Emek ve Özgürlük İttifakı, kuruldu. İstanbul Haliç Kongre ve Kültür Merkezi'nde açıklanan kuruluş deklarasyonunda, “Türkiye’nin aydınlık ve demokratik geleceğini düşünen tüm kurum, kuruluş ve partilere, tek tek yurttaşlaradır. Hep beraber sorumluluk alalım. Cumhuriyetin ikinci yüzyılında yangın yerine çevrilen ülkeyi ortak talepler ve birlikte mücadele anlayışıyla özgür ve demokratik şekilde yeniden inşa edelim" denildi.
HDP, Emek Partisi (EMEP), Türkiye İşçi Partisi (TİP), Emekçi Hareket Partisi (EHP), Sosyalist Meclisler Federasyonu (SMF), Toplumsal Özgürlük Partisi'nin (TÖP) oluşturduğu Emek ve Özgürlük İttifakı, kuruldu.
İstanbul Haliç Kongre ve Kültür Merkezi'nde düzenlenen kuruluş toplantısına HDP Eş Genel Başkanları Pervin Buldan ve Mithat Sancar, TİP Genel Başkanı Erkan Baş, EMEP Genel Başkanı Ercüment Akdeniz, Sosyalist Meclisler Federasyonu Dönem Sözcüsü Barış Kayaoğlu, Emekçi Hareket Partisi Sözcüsü Özge Akman, Toplumsal Özgürlük Partisi Dönem Sözcüsü Perihan Koca ve çok sayıda partilinin katıldığı toplantıda kuruluş deklarasyon metni okundu.

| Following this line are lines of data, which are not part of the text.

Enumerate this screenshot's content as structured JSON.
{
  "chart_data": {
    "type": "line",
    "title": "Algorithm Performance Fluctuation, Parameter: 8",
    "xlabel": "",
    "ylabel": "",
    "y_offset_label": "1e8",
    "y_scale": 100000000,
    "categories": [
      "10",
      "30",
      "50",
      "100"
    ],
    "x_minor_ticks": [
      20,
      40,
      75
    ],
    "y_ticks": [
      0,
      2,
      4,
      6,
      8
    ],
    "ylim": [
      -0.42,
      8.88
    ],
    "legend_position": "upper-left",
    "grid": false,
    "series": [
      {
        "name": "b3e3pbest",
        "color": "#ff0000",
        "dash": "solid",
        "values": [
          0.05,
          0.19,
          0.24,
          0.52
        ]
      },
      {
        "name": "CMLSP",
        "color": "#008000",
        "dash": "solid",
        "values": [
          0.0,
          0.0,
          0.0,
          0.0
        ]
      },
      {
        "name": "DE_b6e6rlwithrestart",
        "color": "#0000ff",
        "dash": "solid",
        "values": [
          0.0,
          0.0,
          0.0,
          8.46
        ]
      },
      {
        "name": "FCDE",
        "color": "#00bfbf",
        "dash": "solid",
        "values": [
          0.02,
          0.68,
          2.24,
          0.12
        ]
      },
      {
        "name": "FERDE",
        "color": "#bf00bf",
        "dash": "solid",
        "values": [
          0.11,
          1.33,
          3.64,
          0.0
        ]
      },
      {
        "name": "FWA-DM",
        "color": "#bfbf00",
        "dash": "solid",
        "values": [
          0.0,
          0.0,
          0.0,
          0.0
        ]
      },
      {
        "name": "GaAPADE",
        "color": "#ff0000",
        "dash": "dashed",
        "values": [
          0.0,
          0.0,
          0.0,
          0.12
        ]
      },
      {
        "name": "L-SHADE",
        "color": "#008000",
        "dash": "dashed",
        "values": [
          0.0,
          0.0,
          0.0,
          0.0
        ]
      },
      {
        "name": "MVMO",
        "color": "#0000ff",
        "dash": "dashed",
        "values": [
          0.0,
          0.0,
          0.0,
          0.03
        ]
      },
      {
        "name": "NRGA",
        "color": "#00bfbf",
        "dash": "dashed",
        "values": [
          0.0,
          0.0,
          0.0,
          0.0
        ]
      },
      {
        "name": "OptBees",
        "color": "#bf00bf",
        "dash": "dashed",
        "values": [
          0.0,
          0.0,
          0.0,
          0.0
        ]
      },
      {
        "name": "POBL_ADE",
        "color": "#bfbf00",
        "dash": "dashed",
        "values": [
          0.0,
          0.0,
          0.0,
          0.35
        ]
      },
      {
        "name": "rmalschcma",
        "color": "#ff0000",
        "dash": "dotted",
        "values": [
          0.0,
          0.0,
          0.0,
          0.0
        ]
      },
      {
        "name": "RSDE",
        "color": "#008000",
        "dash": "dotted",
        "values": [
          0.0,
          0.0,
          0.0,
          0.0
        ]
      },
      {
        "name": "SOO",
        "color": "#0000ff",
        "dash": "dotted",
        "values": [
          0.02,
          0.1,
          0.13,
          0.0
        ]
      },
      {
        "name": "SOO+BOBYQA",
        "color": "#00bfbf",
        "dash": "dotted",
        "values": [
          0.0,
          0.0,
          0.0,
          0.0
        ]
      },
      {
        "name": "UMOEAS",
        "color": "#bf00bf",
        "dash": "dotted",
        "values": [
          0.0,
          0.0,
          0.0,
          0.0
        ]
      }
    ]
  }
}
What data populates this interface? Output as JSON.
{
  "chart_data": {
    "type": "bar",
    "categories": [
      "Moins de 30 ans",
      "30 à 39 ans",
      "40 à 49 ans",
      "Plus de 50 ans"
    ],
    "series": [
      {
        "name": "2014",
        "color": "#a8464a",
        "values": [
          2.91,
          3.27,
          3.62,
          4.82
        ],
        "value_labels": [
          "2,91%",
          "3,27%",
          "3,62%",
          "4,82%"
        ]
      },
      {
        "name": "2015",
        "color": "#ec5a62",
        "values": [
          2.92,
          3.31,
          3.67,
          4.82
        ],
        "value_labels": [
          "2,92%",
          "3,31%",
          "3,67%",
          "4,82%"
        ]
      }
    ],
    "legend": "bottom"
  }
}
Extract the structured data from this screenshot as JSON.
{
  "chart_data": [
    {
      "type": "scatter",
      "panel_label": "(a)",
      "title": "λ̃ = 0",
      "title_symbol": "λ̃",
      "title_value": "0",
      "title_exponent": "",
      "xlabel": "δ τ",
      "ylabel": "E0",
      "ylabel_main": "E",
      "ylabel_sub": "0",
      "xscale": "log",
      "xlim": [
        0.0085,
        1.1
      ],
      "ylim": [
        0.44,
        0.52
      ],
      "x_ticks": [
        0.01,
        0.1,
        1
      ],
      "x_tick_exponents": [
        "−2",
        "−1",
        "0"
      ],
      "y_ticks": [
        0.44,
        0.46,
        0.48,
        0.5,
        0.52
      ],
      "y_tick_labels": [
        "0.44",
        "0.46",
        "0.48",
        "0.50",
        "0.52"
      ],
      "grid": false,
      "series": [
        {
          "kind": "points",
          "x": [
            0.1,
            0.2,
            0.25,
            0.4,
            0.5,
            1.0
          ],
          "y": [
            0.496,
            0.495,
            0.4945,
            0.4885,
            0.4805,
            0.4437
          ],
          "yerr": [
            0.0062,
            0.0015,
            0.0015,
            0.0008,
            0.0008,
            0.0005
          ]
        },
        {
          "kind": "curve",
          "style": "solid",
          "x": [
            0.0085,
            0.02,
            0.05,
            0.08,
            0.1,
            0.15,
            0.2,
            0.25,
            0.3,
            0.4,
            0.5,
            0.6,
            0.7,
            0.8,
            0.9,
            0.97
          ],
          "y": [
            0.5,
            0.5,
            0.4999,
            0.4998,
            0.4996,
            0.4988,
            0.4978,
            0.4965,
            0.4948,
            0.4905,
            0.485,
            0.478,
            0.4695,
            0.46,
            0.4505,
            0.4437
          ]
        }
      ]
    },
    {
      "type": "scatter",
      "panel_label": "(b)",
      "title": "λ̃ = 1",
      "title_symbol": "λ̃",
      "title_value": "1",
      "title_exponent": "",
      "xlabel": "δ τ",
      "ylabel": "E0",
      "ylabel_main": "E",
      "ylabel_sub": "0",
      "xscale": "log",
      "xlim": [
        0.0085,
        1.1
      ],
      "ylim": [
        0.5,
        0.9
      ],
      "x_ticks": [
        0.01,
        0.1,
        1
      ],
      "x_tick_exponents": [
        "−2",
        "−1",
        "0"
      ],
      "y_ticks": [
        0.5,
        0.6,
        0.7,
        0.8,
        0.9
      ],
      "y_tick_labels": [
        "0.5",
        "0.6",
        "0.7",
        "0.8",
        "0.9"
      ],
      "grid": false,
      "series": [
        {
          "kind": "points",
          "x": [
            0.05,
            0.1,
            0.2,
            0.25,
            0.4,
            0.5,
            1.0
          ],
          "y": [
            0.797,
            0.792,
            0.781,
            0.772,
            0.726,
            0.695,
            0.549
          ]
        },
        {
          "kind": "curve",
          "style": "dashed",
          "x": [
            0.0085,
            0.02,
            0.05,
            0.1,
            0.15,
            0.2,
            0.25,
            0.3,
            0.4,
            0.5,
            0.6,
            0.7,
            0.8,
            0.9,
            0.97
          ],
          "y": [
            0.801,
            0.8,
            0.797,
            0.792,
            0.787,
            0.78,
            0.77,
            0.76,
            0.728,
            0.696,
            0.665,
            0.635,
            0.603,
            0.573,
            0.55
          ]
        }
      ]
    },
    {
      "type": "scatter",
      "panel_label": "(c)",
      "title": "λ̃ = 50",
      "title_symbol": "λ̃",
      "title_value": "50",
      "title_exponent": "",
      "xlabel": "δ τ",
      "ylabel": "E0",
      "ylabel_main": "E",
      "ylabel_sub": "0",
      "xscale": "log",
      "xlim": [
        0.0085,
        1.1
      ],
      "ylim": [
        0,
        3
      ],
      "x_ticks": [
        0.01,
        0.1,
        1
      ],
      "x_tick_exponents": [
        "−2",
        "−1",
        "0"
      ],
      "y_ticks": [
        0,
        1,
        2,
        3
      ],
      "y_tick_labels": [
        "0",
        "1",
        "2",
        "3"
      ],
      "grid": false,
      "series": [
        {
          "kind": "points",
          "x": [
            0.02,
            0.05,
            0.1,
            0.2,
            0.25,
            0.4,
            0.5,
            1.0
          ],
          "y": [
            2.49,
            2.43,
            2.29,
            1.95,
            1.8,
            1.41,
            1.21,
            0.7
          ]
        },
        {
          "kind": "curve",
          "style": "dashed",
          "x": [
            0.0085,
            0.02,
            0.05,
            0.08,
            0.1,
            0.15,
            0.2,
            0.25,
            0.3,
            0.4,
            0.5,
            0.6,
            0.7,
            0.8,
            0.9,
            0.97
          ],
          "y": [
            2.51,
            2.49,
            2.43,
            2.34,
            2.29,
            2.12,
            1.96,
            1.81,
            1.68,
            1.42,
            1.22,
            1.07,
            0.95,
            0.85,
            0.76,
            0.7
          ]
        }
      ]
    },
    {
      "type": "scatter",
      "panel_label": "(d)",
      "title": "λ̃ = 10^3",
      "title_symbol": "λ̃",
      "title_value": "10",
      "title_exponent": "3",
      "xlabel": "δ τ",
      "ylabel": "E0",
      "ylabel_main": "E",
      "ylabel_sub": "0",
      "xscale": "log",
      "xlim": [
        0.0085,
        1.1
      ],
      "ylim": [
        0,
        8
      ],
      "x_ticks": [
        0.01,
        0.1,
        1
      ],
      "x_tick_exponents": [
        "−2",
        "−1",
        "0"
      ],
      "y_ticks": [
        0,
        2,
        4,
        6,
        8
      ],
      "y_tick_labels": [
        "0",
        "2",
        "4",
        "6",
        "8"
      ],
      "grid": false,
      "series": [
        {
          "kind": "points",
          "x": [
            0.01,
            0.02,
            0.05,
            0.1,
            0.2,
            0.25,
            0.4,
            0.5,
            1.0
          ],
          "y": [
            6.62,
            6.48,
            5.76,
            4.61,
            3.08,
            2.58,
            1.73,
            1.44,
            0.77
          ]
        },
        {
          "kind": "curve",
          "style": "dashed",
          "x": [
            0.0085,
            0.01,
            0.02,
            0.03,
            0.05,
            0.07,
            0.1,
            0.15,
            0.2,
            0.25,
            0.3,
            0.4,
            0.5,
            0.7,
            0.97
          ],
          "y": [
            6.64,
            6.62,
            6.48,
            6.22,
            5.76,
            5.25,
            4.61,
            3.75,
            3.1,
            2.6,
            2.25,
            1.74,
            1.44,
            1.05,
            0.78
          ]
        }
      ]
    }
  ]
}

Metinde; demokrasi, özgürlük, adalet, emek, eşitlik vurgusu yapıldı. Emek ve Özgürlük İttifakı’nın deklarasyon metni şöyle:
“TEK ADAM YÖNETİMİNİ SONLANDIRMAK ÖNÜMÜZDEKİ DÖNEMİN ACİL GÖREVİDİR: Ekonomiden siyasete birçok alanda Cumhur İttifakı’nın yarattığı yıkımı durdurmak, tek adam yönetimini sonlandırmak, halkın çalışma ve yaşam koşullarını iyileştirmek, demokratik hak ve özgürlükler temelinde bir değişim ve dönüşümün gerçekleşmesini sağlamak önümüzdeki dönemin acil görevidir.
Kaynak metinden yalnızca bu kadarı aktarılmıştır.